Wow, I pay less for Teck and it’s indestructible.


----------



## HackWork (Oct 2, 2009)

99cents said:


> Wow, I pay less for Teck and it’s indestructible.


But don't the connectors cost like $1,500 loonies?


----------



## 99cents (Aug 20, 2012)

HackWork said:


> But don't the connectors cost like $1,500 loonies?


Somewhere around ten loonies for that size. What do you pay for a liquid tight connector for the coated MC? The Teck connector has kind of a springy thingy in it for bonding.


----------



## JoeSparky (Mar 25, 2010)

99cents said:


> Wow, I pay less for Teck and it’s indestructible.


I'm sure it is just supply and demand. I would guess only 1/3 of the electricians in the US even know that PVC coated MC even exists, so it is a slow moving item.


----------



## Bird dog (Oct 27, 2015)

Price comparison may not be accurate, because, in the US we don't use Teck-like cable as much as Romex. I hope you get my drift.
What @JoeSparky said.


----------



## JoeSparky (Mar 25, 2010)

99cents said:


> Somewhere around ten loonies for that size. What do you pay for a liquid tight connector for the coated MC? The Teck connector has kind of a springy thingy in it for bonding.


That size is just under $12usd right now. They have the springy snap in connection inside like the Arlington snap in BX connectors and a rubber seal at the end like a cord connector

https://content-eu-7.content-cms.co...US/Datasheets/10440903-Datasheet-77374411.pdf


----------



## MTW (Aug 28, 2013)

JoeSparky said:


> I got it here last time i needed it
> https://www.ew-ne.com/mc-pvc-12-2-c...cpvc-mc-armored-cable-12-2-1000-ft-reel-63675
> 
> Yes @*MTW* it was EW
> ...


I've seen it a few times but have never used it. It's far from common. We're not nearly as in love with it as Canadians are with their Teck.


----------



## JoeSparky (Mar 25, 2010)

MTW said:


> I've seen it a few times but have never used it. It's far from common. We're not nearly as in love with it as Canadians are with their Teck.
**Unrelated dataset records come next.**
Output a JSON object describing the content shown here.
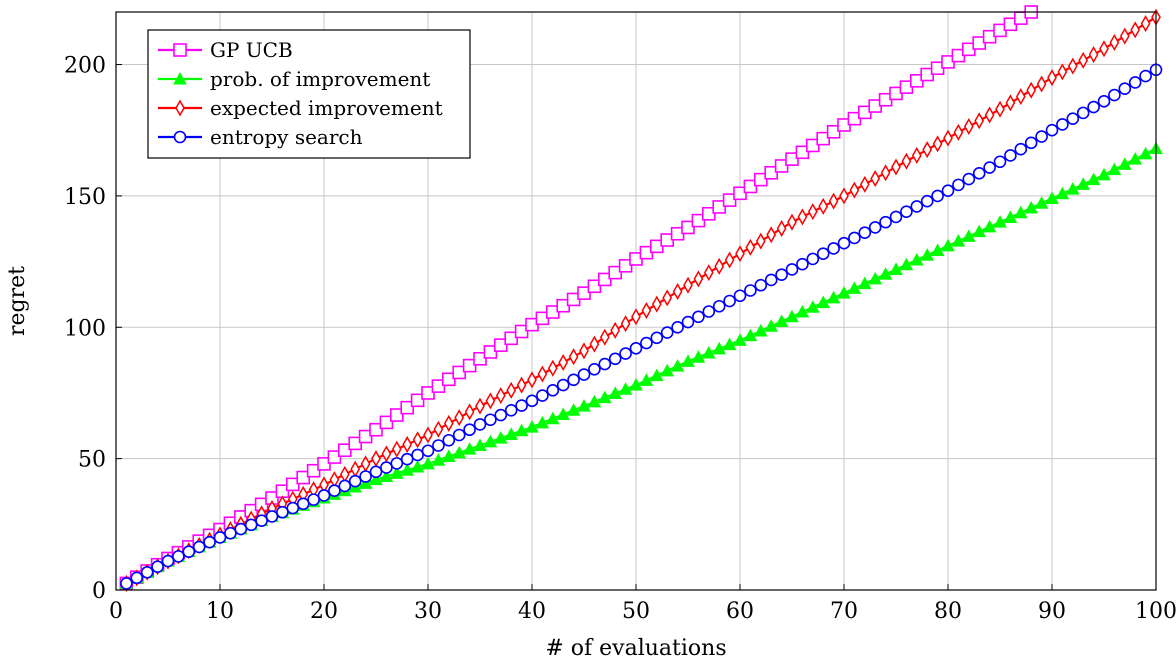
{
  "chart_data": {
    "type": "line",
    "title": "",
    "xlabel": "# of evaluations",
    "ylabel": "regret",
    "xlim": [
      0,
      100
    ],
    "ylim": [
      0,
      220
    ],
    "xticks": [
      0,
      10,
      20,
      30,
      40,
      50,
      60,
      70,
      80,
      90,
      100
    ],
    "yticks": [
      0,
      50,
      100,
      150,
      200
    ],
    "grid": true,
    "legend_position": "top-left",
    "series": [
      {
        "name": "GP UCB",
        "color": "#ff00ff",
        "marker": "square",
        "x": [
          1,
          5,
          10,
          15,
          20,
          25,
          30,
          35,
          40,
          45,
          50,
          55,
          60,
          65,
          70,
          75,
          80,
          85,
          88
        ],
        "y": [
          2.5,
          12,
          23,
          35,
          48,
          61,
          75,
          88,
          101,
          113,
          126,
          138,
          151,
          164,
          177,
          189,
          201,
          213,
          220
        ]
      },
      {
        "name": "prob. of improvement",
        "color": "#00ff00",
        "marker": "triangle",
        "x": [
          1,
          5,
          10,
          15,
          20,
          25,
          30,
          35,
          40,
          45,
          50,
          55,
          60,
          65,
          70,
          75,
          80,
          85,
          90,
          95,
          100
        ],
        "y": [
          2.5,
          11,
          20,
          28,
          35,
          42,
          48,
          55,
          62,
          70,
          78,
          87,
          95,
          104,
          113,
          122,
          131,
          140,
          149,
          158,
          168
        ]
      },
      {
        "name": "expected improvement",
        "color": "#ff0000",
        "marker": "diamond",
        "x": [
          1,
          5,
          10,
          15,
          20,
          25,
          30,
          35,
          40,
          45,
          50,
          55,
          60,
          65,
          70,
          75,
          80,
          85,
          90,
          95,
          100
        ],
        "y": [
          2.5,
          11,
          21,
          31,
          40,
          50,
          59,
          70,
          80,
          91,
          104,
          116,
          128,
          140,
          150,
          161,
          172,
          183,
          195,
          206,
          218
        ]
      },
      {
        "name": "entropy search",
        "color": "#0000ff",
        "marker": "circle",
        "x": [
          1,
          5,
          10,
          15,
          20,
          25,
          30,
          35,
          40,
          45,
          50,
          55,
          60,
          65,
          70,
          75,
          80,
          85,
          90,
          95,
          100
        ],
        "y": [
          2.5,
          11,
          20,
          28,
          36,
          45,
          53,
          63,
          72,
          82,
          92,
          102,
          112,
          122,
          132,
          142,
          152,
          163,
          175,
          186,
          198
        ]
      }
    ]
  }
}
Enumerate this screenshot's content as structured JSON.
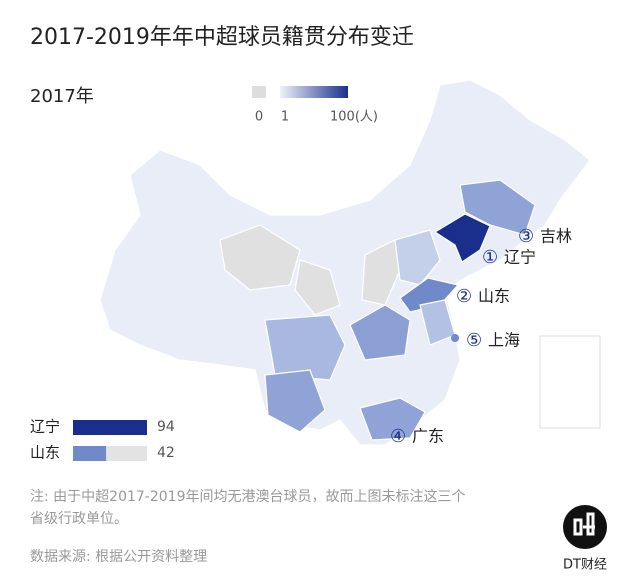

I had a ductless split to wire in a 4 story brick condo building. A/C guys already non-compliantly ran the TC-ER-JP 14/4 between outside and inside. I didn't run it.....not my problem. 
The outside portion was 65' away from where we exited the building. Didn't want to splice it until I got into the condo unit. PVC, carflex and splicing would have complicated the job to the point that the $125 for the MC and connectors was far less then the alternative with the labor


----------



## kb1jb1 (Nov 11, 2017)

JoeSparky said:


> I'm sure it is just supply and demand. I would guess only 1/3 of the electricians in the US even know that PVC coated MC even exists, so it is a slow moving item.


In some areas it is such a slow moving or dead item that I picked up two rolls of 12/2 several years back for $110.00 each. The SH just wanted to get rid of it.


----------